Trait Anxiety Inventory: The Trait Anxiety Inventory (20-items) was used to measure general feelings of anxiety including general states of calmness, confidence, and security [15]. Higher scores indicate more severe anxiety levels. Each item was assessed on a 4-point Likert-type scale (from 0 to 3 points).
Daily measures were:
Oura Ring. The Oura Ring is a novel, multisensory device that quantifies daily physical activity, night-time sleep duration, and estimates sleep stages, including REM (https://ouraring.com/). The ring also measures motion and body temperature.

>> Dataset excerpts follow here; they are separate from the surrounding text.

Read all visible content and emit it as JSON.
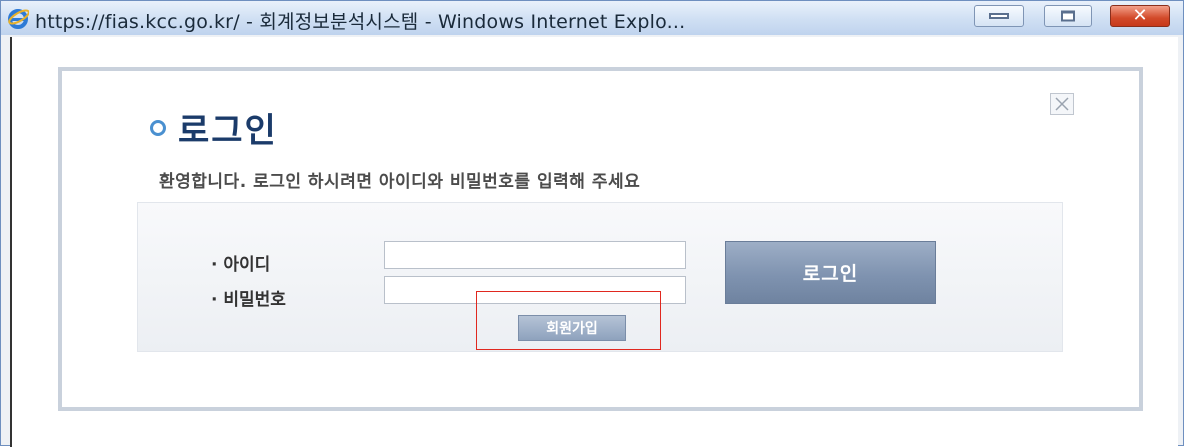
{
  "window": {
    "title": "https://fias.kcc.go.kr/ - 회계정보분석시스템 - Windows Internet Explo...",
    "close_glyph": "✕"
  },
  "dialog": {
    "heading": "로그인",
    "welcome": "환영합니다. 로그인 하시려면 아이디와 비밀번호를 입력해 주세요",
    "id_label": "· 아이디",
    "id_value": "",
    "password_label": "· 비밀번호",
    "password_value": "",
    "login_button": "로그인",
    "signup_button": "회원가입"
  },
  "colors": {
    "accent_dark_blue": "#1b3b6a",
    "login_button": "#7f93b0",
    "highlight": "#e0281f"
  },
  "icons": [
    "ie-logo-icon",
    "minimize-icon",
    "maximize-icon",
    "close-icon",
    "bullet-ring-icon",
    "dialog-close-icon"
  ]
}
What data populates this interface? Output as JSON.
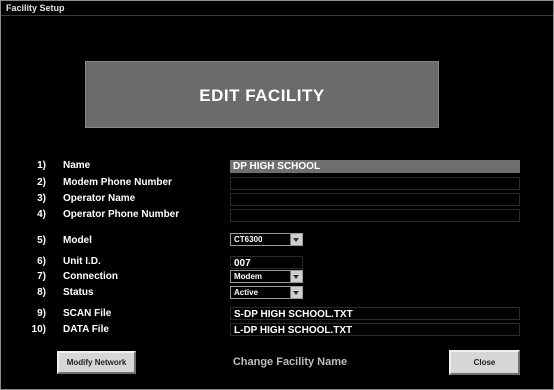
{
  "window": {
    "title": "Facility Setup"
  },
  "banner": {
    "text": "EDIT FACILITY"
  },
  "fields": [
    {
      "num": "1)",
      "label": "Name",
      "value": "DP HIGH SCHOOL"
    },
    {
      "num": "2)",
      "label": "Modem Phone Number",
      "value": ""
    },
    {
      "num": "3)",
      "label": "Operator Name",
      "value": ""
    },
    {
      "num": "4)",
      "label": "Operator Phone Number",
      "value": ""
    },
    {
      "num": "5)",
      "label": "Model",
      "value": "CT6300"
    },
    {
      "num": "6)",
      "label": "Unit I.D.",
      "value": "007"
    },
    {
      "num": "7)",
      "label": "Connection",
      "value": "Modem"
    },
    {
      "num": "8)",
      "label": "Status",
      "value": "Active"
    },
    {
      "num": "9)",
      "label": "SCAN File",
      "value": "S-DP HIGH SCHOOL.TXT"
    },
    {
      "num": "10)",
      "label": "DATA File",
      "value": "L-DP HIGH SCHOOL.TXT"
    }
  ],
  "buttons": {
    "modify_network": "Modify Network",
    "change_name": "Change Facility Name",
    "close": "Close"
  },
  "colors": {
    "background": "#000000",
    "banner": "#6b6b6b",
    "name_field": "#6f6f6f",
    "button": "#d6d6d6"
  }
}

The Oura Ring uses physiological signals (a combination of motion, heart rate, heart rate variability, and pulse wave variability amplitude) in combination with sophisticated machine learning based methods to calculate deep, light and rapid-eye-movement (REM) sleep in addition to sleep/wake states. Rings are waterproof, made in ceramic, and come with a dedicated mobile App. They come in different sizes (US standard ring sizes 6–13) and weigh about 15 g with a battery life of about 3 days. The ring automatically connects via Bluetooth and transfers data to a mobile platform via the dedicated App. The Oura Ring has high validity in the assessment of nocturnal heart rate, heart rate variability, movement and sleep outcomes in healthy adults in natural environment [21]. Participants will keep the Oura Ring at the completion of the study.
Daily diary: The daily diary assessed adverse events and adherence.
Statistical Analysis: Data were analyzed for normality by examining skewness and kurtosis scores and using Shapiro-Wilk test and Q-Q plot. Outliers were characterized as data points that exceeded three interquartile ranges beyond 25th and 75th percentiles. However, no extreme outliers were observed. Descriptive statistics were expressed in Mean (SD). Paired sample t-tests (delta scores) were used to analyze time and condition differences for the self-report measures (p’s ≤ .05). For the Oura Ring data 2 (Condition: Magnesium x Placebo) x 3 (Time: Week 1, Week, 2,) repeated measures analysis of variance (ANOVA) were used to analyze the Oura Ring data. Multiple comparisons were corrected using Sidak Adjustment. Pos hoc tests were paired-sample t-tests where applicable. The data were analyzed using EXCEL and Statistical Product and Service Solutions (SPSS) version 28.